That’s important because as the Brooke case was being decided, a middle-aged jack-of-all-trades arrived in Mary-Land. During the next decade Jacob (sometimes called John) Lumbrozo was a doctor, lawyer, planter, innkeeper, wolf-hunter, and somewhat of a wolf himself, according to court cases, of which there were many. He had been financially successful in Portugal and Amsterdam. He was also Jewish.
When Lumbrozo gave legal help to neighbor John Hammond, Hammond refused to pay what he owed and said (according to Lumbrozo), Let’s make a deal: You can have sex with my wife. Hammond denied that, sued Lumbrozo for defamation, and won the case against “ye Jew doctor.” Lumbrozo had to pay 5,000 pounds of tobacco, worth about $10,000.

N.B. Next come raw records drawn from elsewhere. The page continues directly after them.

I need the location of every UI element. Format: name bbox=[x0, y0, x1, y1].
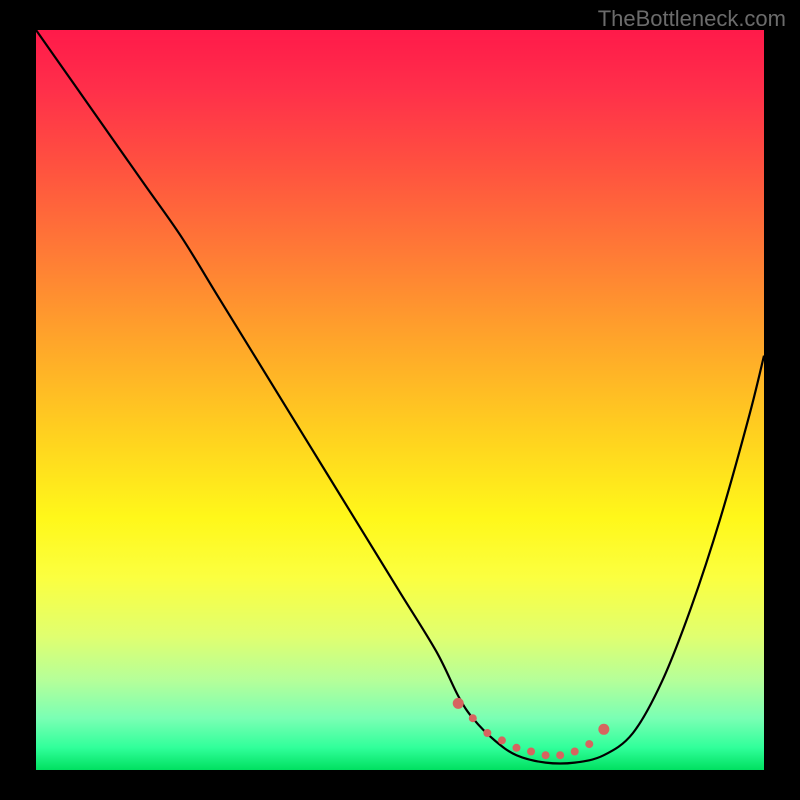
valley-point bbox=[542, 751, 550, 759]
valley-point bbox=[453, 698, 464, 709]
valley-point bbox=[512, 744, 520, 752]
valley-point bbox=[598, 724, 609, 735]
valley-point bbox=[483, 729, 491, 737]
valley-highlight-points bbox=[453, 698, 610, 759]
bottleneck-curve bbox=[36, 30, 764, 764]
valley-point bbox=[498, 736, 506, 744]
valley-point bbox=[556, 751, 564, 759]
valley-point bbox=[585, 740, 593, 748]
valley-point bbox=[527, 748, 535, 756]
chart-plot-area bbox=[36, 30, 764, 770]
watermark-text: TheBottleneck.com bbox=[598, 6, 786, 32]
valley-point bbox=[469, 714, 477, 722]
chart-svg bbox=[36, 30, 764, 770]
valley-point bbox=[571, 748, 579, 756]
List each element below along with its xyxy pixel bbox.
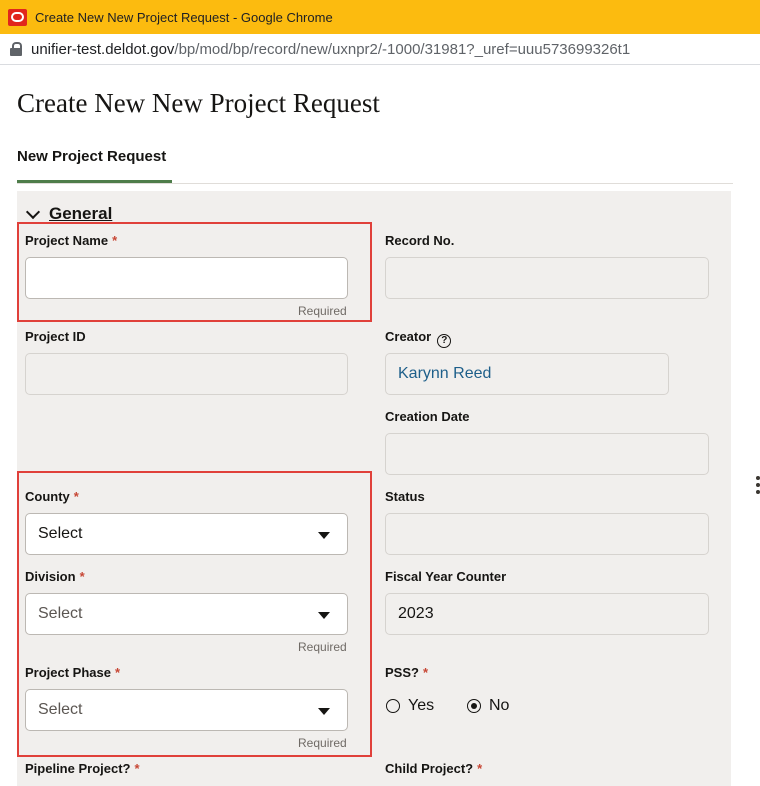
browser-titlebar: Create New New Project Request - Google …: [0, 0, 760, 34]
pss-label: PSS? *: [385, 665, 428, 680]
status-field: [385, 513, 709, 555]
pipeline-project-label: Pipeline Project? *: [25, 761, 140, 776]
section-general-header[interactable]: General: [25, 204, 113, 224]
help-icon[interactable]: ?: [437, 334, 452, 348]
label-text: Child Project?: [385, 761, 474, 776]
label-text: PSS?: [385, 665, 419, 680]
address-bar[interactable]: unifier-test.deldot.gov/bp/mod/bp/record…: [0, 34, 760, 65]
field-value: 2023: [398, 605, 434, 622]
required-marker: *: [422, 665, 429, 680]
required-marker: *: [134, 761, 140, 776]
project-id-label: Project ID: [25, 329, 86, 344]
creator-link[interactable]: Karynn Reed: [398, 365, 491, 383]
creation-date-label: Creation Date: [385, 409, 470, 424]
label-text: Pipeline Project?: [25, 761, 131, 776]
label-text: Creator: [385, 329, 432, 344]
fiscal-year-counter-field: 2023: [385, 593, 709, 635]
radio-circle: [386, 699, 400, 713]
status-label: Status: [385, 489, 425, 504]
url-text[interactable]: unifier-test.deldot.gov/bp/mod/bp/record…: [31, 41, 630, 58]
tab-new-project-request[interactable]: New Project Request: [17, 148, 166, 165]
highlight-box-required-selects: [17, 471, 372, 757]
pss-radio-yes[interactable]: Yes: [386, 697, 434, 715]
url-path: /bp/mod/bp/record/new/uxnpr2/-1000/31981…: [174, 40, 631, 58]
pss-radio-no[interactable]: No: [467, 697, 509, 715]
url-host: unifier-test.deldot.gov: [31, 40, 175, 58]
section-title: General: [49, 204, 113, 223]
fiscal-year-counter-label: Fiscal Year Counter: [385, 569, 507, 584]
lock-icon[interactable]: [10, 42, 22, 56]
tab-divider: [17, 183, 733, 184]
oracle-logo-icon: [8, 8, 27, 26]
radio-label: No: [489, 697, 510, 714]
chevron-down-icon[interactable]: [25, 204, 41, 219]
radio-label: Yes: [408, 697, 435, 714]
creator-field: Karynn Reed: [385, 353, 669, 395]
more-options-icon[interactable]: [756, 476, 760, 497]
project-id-field: [25, 353, 348, 395]
creation-date-field: [385, 433, 709, 475]
highlight-box-project-name: [17, 222, 372, 322]
radio-circle-selected: [467, 699, 481, 713]
child-project-label: Child Project? *: [385, 761, 482, 776]
creator-label: Creator?: [385, 329, 452, 348]
window-title: Create New New Project Request - Google …: [35, 9, 333, 25]
required-marker: *: [477, 761, 483, 776]
page-title: Create New New Project Request: [17, 88, 380, 118]
record-no-field: [385, 257, 709, 299]
record-no-label: Record No.: [385, 233, 455, 248]
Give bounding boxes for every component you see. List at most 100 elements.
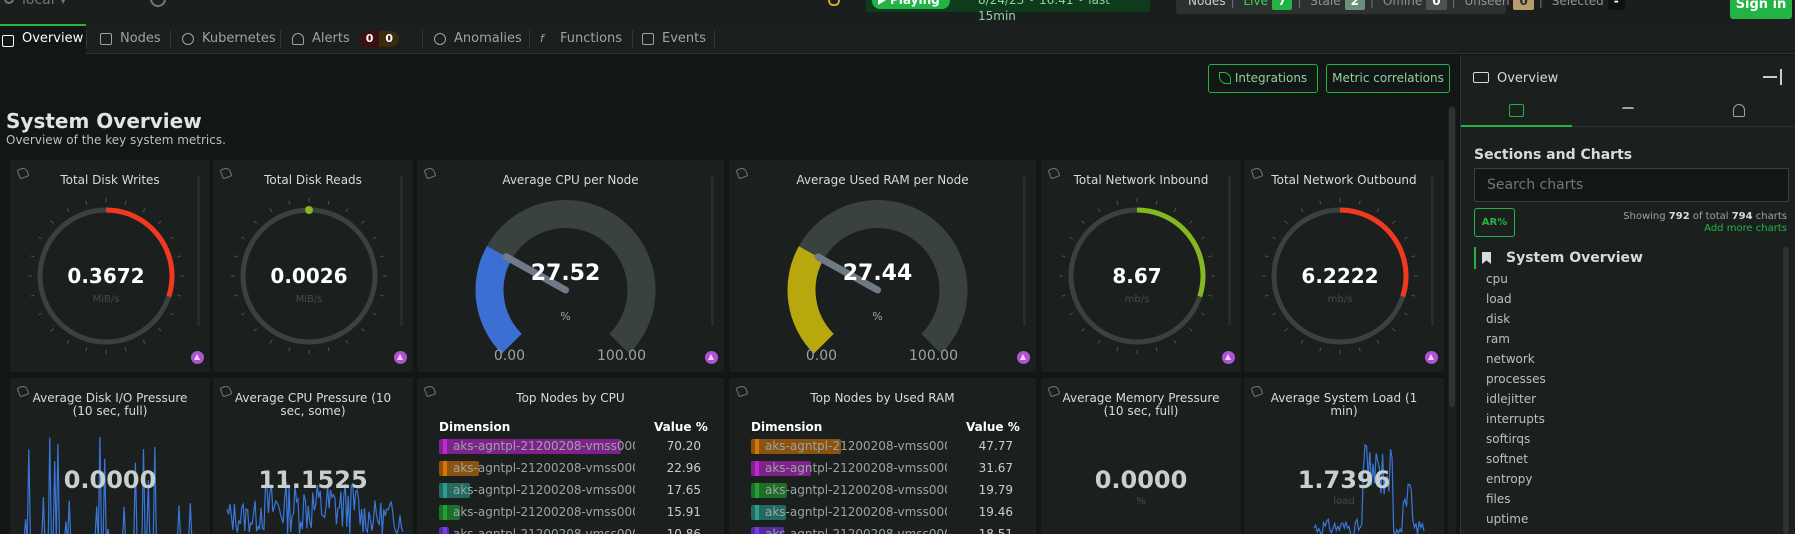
gauge-card[interactable]: Average CPU per Node 27.52% 0.00 100.00 bbox=[417, 160, 724, 372]
gauge-tick bbox=[38, 236, 43, 240]
sidebar-item-entropy[interactable]: entropy bbox=[1474, 469, 1774, 489]
spark-chart bbox=[226, 481, 404, 534]
chevron-down-icon: ▾ bbox=[60, 0, 66, 7]
gauge-card[interactable]: Total Disk Writes 0.3672 MiB/s bbox=[10, 160, 210, 372]
chevron-down-icon[interactable]: ▾ bbox=[960, 0, 965, 3]
spark-card[interactable]: Average Disk I/O Pressure (10 sec, full)… bbox=[10, 378, 210, 534]
chart-title: Top Nodes by Used RAM bbox=[810, 391, 955, 405]
dimension-value: 19.46 bbox=[978, 505, 1013, 519]
table-row[interactable]: aks-agntpl-21200208-vmss000 19.79 bbox=[751, 480, 1021, 502]
top-nodes-ram-card[interactable]: Top Nodes by Used RAM Dimension Value % a… bbox=[729, 378, 1036, 534]
tab-label: Functions bbox=[560, 31, 623, 46]
section-system-overview[interactable]: System Overview bbox=[1474, 247, 1774, 269]
sidebar-item-idlejitter[interactable]: idlejitter bbox=[1474, 389, 1774, 409]
tab-kubernetes[interactable]: Kubernetes bbox=[180, 24, 276, 54]
gear-icon[interactable] bbox=[150, 0, 166, 7]
sidebar-item-cpu[interactable]: cpu bbox=[1474, 269, 1774, 289]
table-row[interactable]: aks-agntpl-21200208-vmss000 15.91 bbox=[439, 502, 709, 524]
table-row[interactable]: aks-agntpl-21200208-vmss000 22.96 bbox=[439, 458, 709, 480]
gauge-tick bbox=[233, 294, 238, 297]
memory-pressure-card[interactable]: Average Memory Pressure (10 sec, full) 0… bbox=[1041, 378, 1241, 534]
table-row[interactable]: aks-agntpl-21200208-vmss000 47.77 bbox=[751, 436, 1021, 458]
live-count[interactable]: 7 bbox=[1271, 0, 1293, 10]
sidebar-item-softnet[interactable]: softnet bbox=[1474, 449, 1774, 469]
selected-label: Selected bbox=[1551, 0, 1604, 8]
gauge-tick bbox=[253, 327, 258, 332]
gauge-tick bbox=[1358, 347, 1361, 352]
panel-scrollbar[interactable] bbox=[1783, 247, 1789, 534]
live-label: Live bbox=[1243, 0, 1268, 8]
panel-tab-alerts[interactable] bbox=[1683, 95, 1794, 127]
time-controls[interactable]: Playing ▾ 8/24/23 • 16:41 • last 15min bbox=[866, 0, 1150, 23]
metric-correlations-button[interactable]: Metric correlations bbox=[1326, 64, 1450, 93]
scrollbar-thumb[interactable] bbox=[1449, 107, 1455, 407]
gauge-tick bbox=[1391, 327, 1396, 332]
dimension-value: 17.65 bbox=[666, 483, 701, 497]
table-row[interactable]: aks-agntpl-21200208-vmss000 31.67 bbox=[751, 458, 1021, 480]
table-row[interactable]: aks-agntpl-21200208-vmss000 10.86 bbox=[439, 524, 709, 534]
collapse-panel-icon[interactable] bbox=[1763, 69, 1783, 85]
integrations-button[interactable]: Integrations bbox=[1208, 64, 1318, 93]
time-range[interactable]: 8/24/23 • 16:41 • last 15min bbox=[978, 0, 1150, 24]
tab-label: Anomalies bbox=[454, 31, 522, 46]
stale-count[interactable]: 2 bbox=[1344, 0, 1365, 10]
gauge-tick bbox=[1097, 339, 1101, 344]
dimension-label: aks-agntpl-21200208-vmss000 bbox=[755, 483, 947, 498]
table-row[interactable]: aks-agntpl-21200208-vmss000 70.20 bbox=[439, 436, 709, 458]
tab-overview[interactable]: Overview bbox=[0, 24, 86, 54]
tab-nodes[interactable]: Nodes bbox=[98, 24, 168, 54]
tab-alerts[interactable]: Alerts 0 0 bbox=[290, 24, 420, 54]
spark-card[interactable]: Average CPU Pressure (10 sec, some) 11.1… bbox=[213, 378, 413, 534]
gauge-card[interactable]: Total Network Inbound 8.67 mb/s bbox=[1041, 160, 1241, 372]
gauge-tick bbox=[1200, 236, 1205, 240]
selected-count[interactable]: - bbox=[1607, 0, 1625, 10]
add-more-charts-link[interactable]: Add more charts bbox=[1704, 223, 1787, 234]
ar-button[interactable]: AR% bbox=[1474, 208, 1515, 237]
unit-label: % bbox=[1136, 496, 1146, 507]
top-nodes-cpu-card[interactable]: Top Nodes by CPU Dimension Value % aks-ag… bbox=[417, 378, 724, 534]
panel-tab-filters[interactable] bbox=[1572, 95, 1683, 127]
sidebar-item-ram[interactable]: ram bbox=[1474, 329, 1774, 349]
lightbulb-icon[interactable] bbox=[828, 0, 840, 6]
dimension-value: 15.91 bbox=[666, 505, 701, 519]
nodes-label: Nodes bbox=[1188, 0, 1226, 8]
tab-anomalies[interactable]: Anomalies bbox=[432, 24, 528, 54]
dimension-label: aks-agntpl-21200208-vmss000 bbox=[755, 505, 947, 520]
table-row[interactable]: aks-agntpl-21200208-vmss000 17.65 bbox=[439, 480, 709, 502]
dimension-label: aks-agntpl-21200208-vmss000 bbox=[755, 439, 947, 454]
unseen-count[interactable]: 0 bbox=[1513, 0, 1534, 10]
gauge-card[interactable]: Total Network Outbound 6.2222 mb/s bbox=[1244, 160, 1444, 372]
gauge-tick bbox=[1284, 220, 1289, 225]
gauge-value: 8.67 bbox=[1112, 264, 1161, 288]
gauge-tick bbox=[1403, 312, 1408, 316]
sidebar-item-interrupts[interactable]: interrupts bbox=[1474, 409, 1774, 429]
sidebar-item-disk[interactable]: disk bbox=[1474, 309, 1774, 329]
tab-functions[interactable]: f Functions bbox=[538, 24, 628, 54]
critical-alerts-count[interactable]: 0 bbox=[359, 31, 380, 47]
sidebar-item-load[interactable]: load bbox=[1474, 289, 1774, 309]
warning-alerts-count[interactable]: 0 bbox=[379, 31, 400, 47]
sidebar-item-network[interactable]: network bbox=[1474, 349, 1774, 369]
gauge-tick bbox=[1061, 255, 1066, 258]
space-selector[interactable]: local ▾ bbox=[4, 0, 66, 8]
play-button[interactable]: Playing bbox=[872, 0, 950, 9]
system-load-card[interactable]: Average System Load (1 min) 1.7396 load bbox=[1244, 378, 1444, 534]
nodes-status[interactable]: Nodes | Live 7 | Stale 2 | Offline 0 | Unseen 0 |… bbox=[1176, 0, 1625, 14]
sidebar-item-softirqs[interactable]: softirqs bbox=[1474, 429, 1774, 449]
table-row[interactable]: aks-agntpl-21200208-vmss000 18.51 bbox=[751, 524, 1021, 534]
panel-tab-charts[interactable] bbox=[1461, 95, 1572, 127]
sidebar-item-processes[interactable]: processes bbox=[1474, 369, 1774, 389]
gauge-card[interactable]: Average Used RAM per Node 27.44% 0.00 100.0… bbox=[729, 160, 1036, 372]
tab-events[interactable]: Events bbox=[640, 24, 714, 54]
gauge-unit: % bbox=[560, 310, 570, 323]
gauge-value: 0.3672 bbox=[67, 264, 144, 288]
page-subtitle: Overview of the key system metrics. bbox=[6, 133, 226, 147]
offline-count[interactable]: 0 bbox=[1426, 0, 1447, 10]
sidebar-item-uptime[interactable]: uptime bbox=[1474, 509, 1774, 529]
sign-in-button[interactable]: Sign in bbox=[1730, 0, 1792, 19]
gauge-card[interactable]: Total Disk Reads 0.0026 MiB/s bbox=[213, 160, 413, 372]
table-row[interactable]: aks-agntpl-21200208-vmss000 19.46 bbox=[751, 502, 1021, 524]
sidebar-item-files[interactable]: files bbox=[1474, 489, 1774, 509]
section-label: System Overview bbox=[1506, 250, 1643, 266]
search-charts-input[interactable] bbox=[1474, 168, 1789, 202]
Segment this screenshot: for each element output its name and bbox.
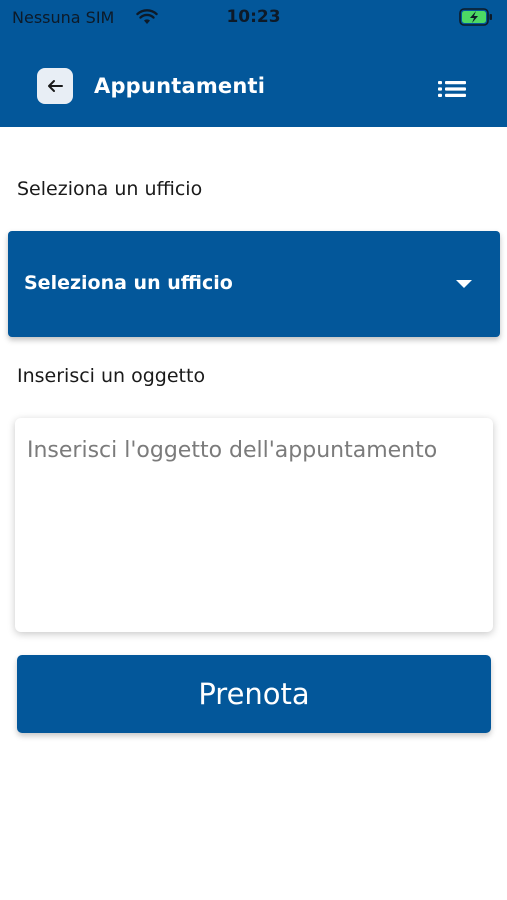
- prenota-button[interactable]: Prenota: [17, 655, 491, 733]
- status-bar: Nessuna SIM 10:23: [0, 0, 507, 36]
- status-time: 10:23: [226, 7, 281, 27]
- list-icon[interactable]: [436, 78, 468, 100]
- office-label: Seleziona un ufficio: [17, 178, 203, 200]
- office-select[interactable]: Seleziona un ufficio: [8, 231, 500, 337]
- subject-label: Inserisci un oggetto: [17, 365, 206, 387]
- arrow-left-icon: [48, 80, 63, 92]
- back-button[interactable]: [37, 68, 73, 104]
- battery-charging-icon: [459, 8, 492, 26]
- app-header: Nessuna SIM 10:23 Appuntamenti: [0, 0, 507, 127]
- caret-down-icon: [456, 280, 472, 288]
- subject-textarea[interactable]: [15, 418, 493, 632]
- office-select-value: Seleziona un ufficio: [24, 272, 233, 294]
- page-title: Appuntamenti: [94, 74, 266, 98]
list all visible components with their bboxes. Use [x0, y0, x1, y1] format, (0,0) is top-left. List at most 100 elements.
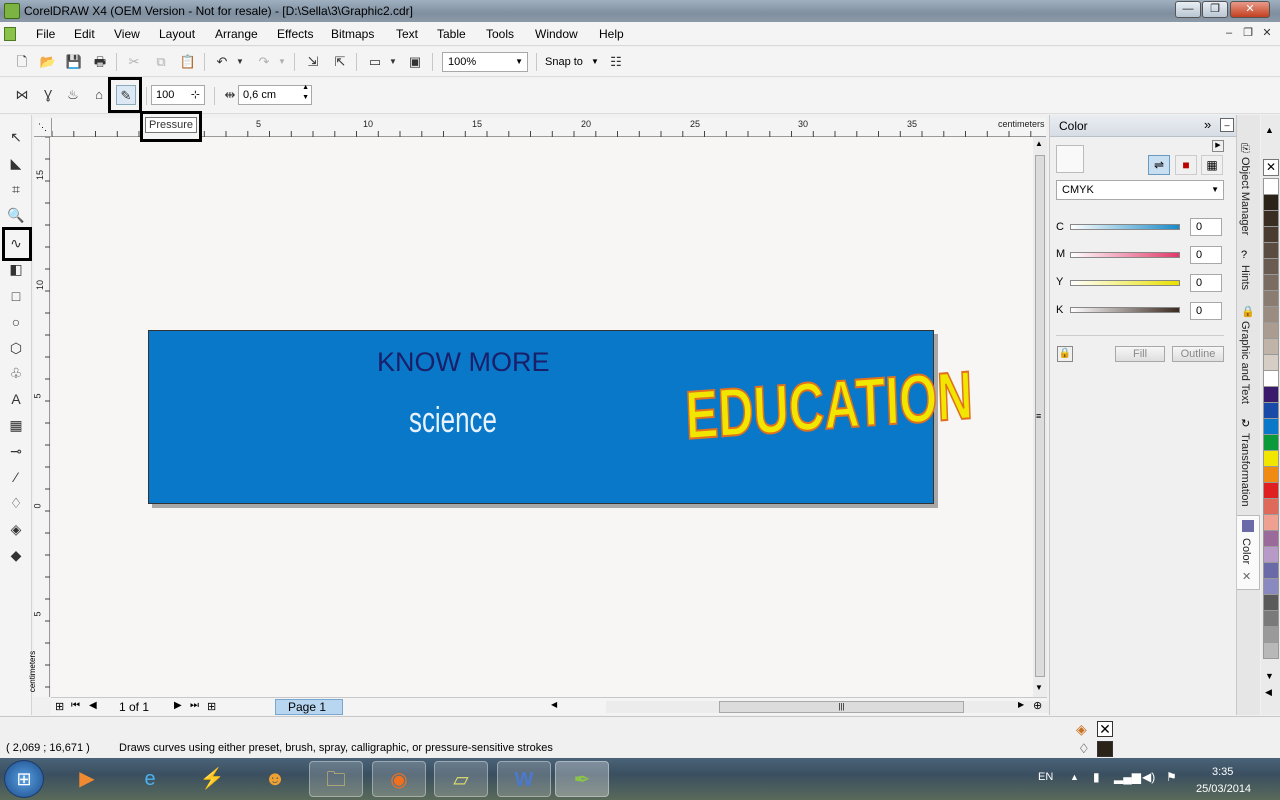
application-launcher-icon[interactable]: ▭ — [365, 52, 385, 72]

It wasn’t unusual for landowners to have sex with servants. In 1663 Lumbrozo employed Elizabeth Wieles, 22, a recently arrived immigrant from England. If her situation was typical, she headed across the Atlantic because few things had gone right for her at home. She was probably destitute and without parents or siblings who wanted her around.
Until abortion became common, the general prohibition on murder seemed sufficient.
In one sense Mary-Land was a patriarchy, but Monica Witkowski threw new light on social relationships in her 2010 Marquette University dissertation, “‘Justice Without Partiality’: Women and the Law in Colonial Maryland, 1648-1715.” Witkowski wrote that the women she studied exhibited “a sophisticated understanding of the legal workings of the colony. Many colonial women also understood how to manipulate the legal system to procure a more favorable outcome.”
IN THAT LIGHT I STUDIED Maryland archival records about what a neighbor of Wieles, George Harris, told a Charles County jury on June 29, 1663: He said Wieles had told him two weeks earlier that Lumbrozo “tooke her to bed and had layne with her whether shee woold or no, whearof before shee coold Consent to ly with him hee tooke a booke in his hand and swor many bitter oaths that hee woold marry me.” The book he allegedly swore on was probably a Bible.
Premarital sex was not unusual in many of the colonies. One advice manual for young women did not say “no sex before marriage.” It said do so if you wish, but only if you have a signed statement from the man pledging marriage. Wieles gave in before getting Lumbrozo’s word in writing. Then he backed away. The dispute may not have ended up well for Wieles—but, having probably learned about the Brooke precedent, she played an ace, telling fellow servants and others she had become pregnant and Lumbrozo had pushed her to abort.
Wieles supplied no evidence of that. While purportedly pregnant she told no one about it. No one ever saw an aborted child. In any event the child had not quickened: She told several people that after Lumbrozo gave her an abortifacient she expelled a blood clot. On June 27, even though no law specifically declared abortion to be an offense, Charles County jurors indicted Lumbrozo for a felony based on his servant’s “publick Confession tht she was with Child by Lumbrozo and that hee did give her phisick to destroy it.”
So much for the Justice Blackmun supposition that common law allowed abortion and that, at least before quickening, it was not an indictable offense. But let’s also bury the notion that the law was inhumane toward women. Wieles still wanted what Lumbrozo had promised, marriage. She wanted it so badly that she apparently made a deal with her employer: She would say she had lied, and he would marry her.